I need help. I am a new instructor with Med-surg. THis course is not easy--nor are the undergrad students who seem to have it out for me since they did poor on a test. Now I am scared since one of the regulating bodies is coming for our survey and mine will be one of the classes they are sitting in on. I need to find a creative way to teach or keep the students involved in the class (lecture doesn't do it and I am afraid they would try to stump me on purpose. Asking them to do any type of student teach might tick them off even more). Help.
Apr 7, '13
I am a current nursing student and LOVED endocrine. By the time students are in Med Surg, they should already know functions. So pass on that (and verbalize that you know they have already learned about it in A&P and Patho) What helped me the best was hearing about real world experiences. For example, when teaching about Diabetes, turn it into a case study and teach your way through it. Explain about all the labs that are monitored & why, DKA and HHS, regular meds vs emergency meds, all the secondary illnesses caused by diabetes... etc. If you can relate it all into a case study, it would be engaging and easier to remember. The students should have done the required reading ahead of class so you could involve them also.

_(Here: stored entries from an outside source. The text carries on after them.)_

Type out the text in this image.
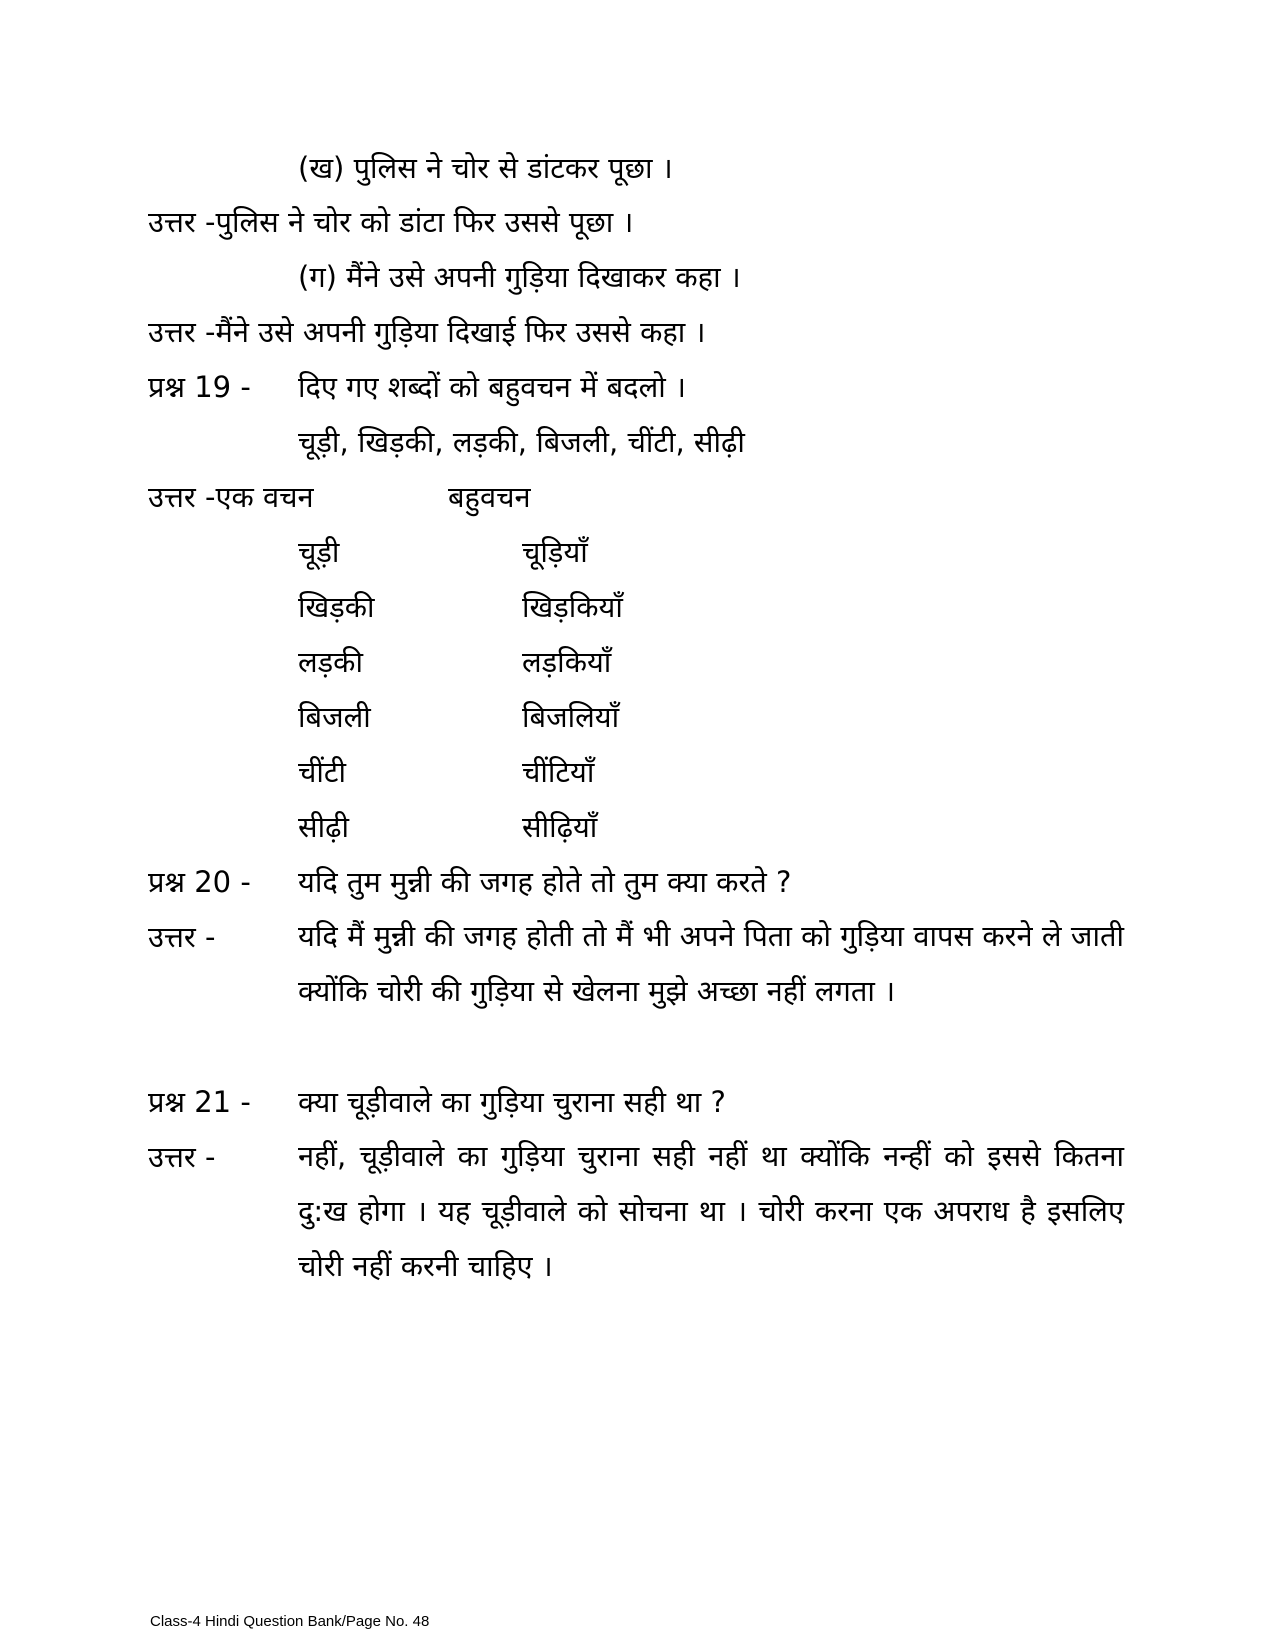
(ख) पुलिस ने चोर से डांटकर पूछा ।
उत्तर -पुलिस ने चोर को डांटा फिर उससे पूछा ।
(ग) मैंने उसे अपनी गुड़िया दिखाकर कहा ।
उत्तर -मैंने उसे अपनी गुड़िया दिखाई फिर उससे कहा ।
प्रश्न 19 - दिए गए शब्दों को बहुवचन में बदलो ।
चूड़ी, खिड़की, लड़की, बिजली, चींटी, सीढ़ी
उत्तर -एक वचन	बहुवचन
चूड़ी	चूड़ियाँ
खिड़की	खिड़कियाँ
लड़की	लड़कियाँ
बिजली	बिजलियाँ
चींटी	चींटियाँ
सीढ़ी	सीढ़ियाँ
प्रश्न 20 - यदि तुम मुन्नी की जगह होते तो तुम क्या करते ?
उत्तर -	यदि मैं मुन्नी की जगह होती तो मैं भी अपने पिता को गुड़िया वापस करने ले जाती क्योंकि चोरी की गुड़िया से खेलना मुझे अच्छा नहीं लगता ।
प्रश्न 21 - क्या चूड़ीवाले का गुड़िया चुराना सही था ?
उत्तर -	नहीं, चूड़ीवाले का गुड़िया चुराना सही नहीं था क्योंकि नन्हीं को इससे कितना दु:ख होगा । यह चूड़ीवाले को सोचना था । चोरी करना एक अपराध है इसलिए चोरी नहीं करनी चाहिए ।
Class-4 Hindi Question Bank/Page No. 48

Med Surg is not an easy class. So I can imagine that it is not an easy class to teach. Hopefully you will find what works for both your students and yourself.
Apr 7, '13
YES! Case studies are the best, especially if they are based on a case you were involved in. Our best teacher (who is an administrator now and only subs) is the best with that. She is funny and relates almost every concept to a real life incident in her history. That really helps us to remember the condition. Also, sometimes she will give us "the bullet" on the patient and then either ask what we would do or give us some options of what we could do (if it is a condition we aren't familiar with yet). We use our patho, pharm and nursing process knowledge to learn to think through the question and pick the best course of action.
Really, I find that so much more valuable because you are memorizing something static, you are learning to use your reasoning skills to find the best path forward.
Apr 21, '13
Have you tried something like a "WANTED" poster in class? I had my students make a poster for "Cushy Sam" (for cushings) ---they sort of looked like concept maps, but the students had a blast making them. You make the poster like the old "WANTED" posters that used to be in the post office.
Apr 28, '13
Maybe a case study like someone suggested with rotations or a presentation on one case study. Students could create their own nclex questions for the class over their study. Students would be applying critical thinking skills while challenging their peers.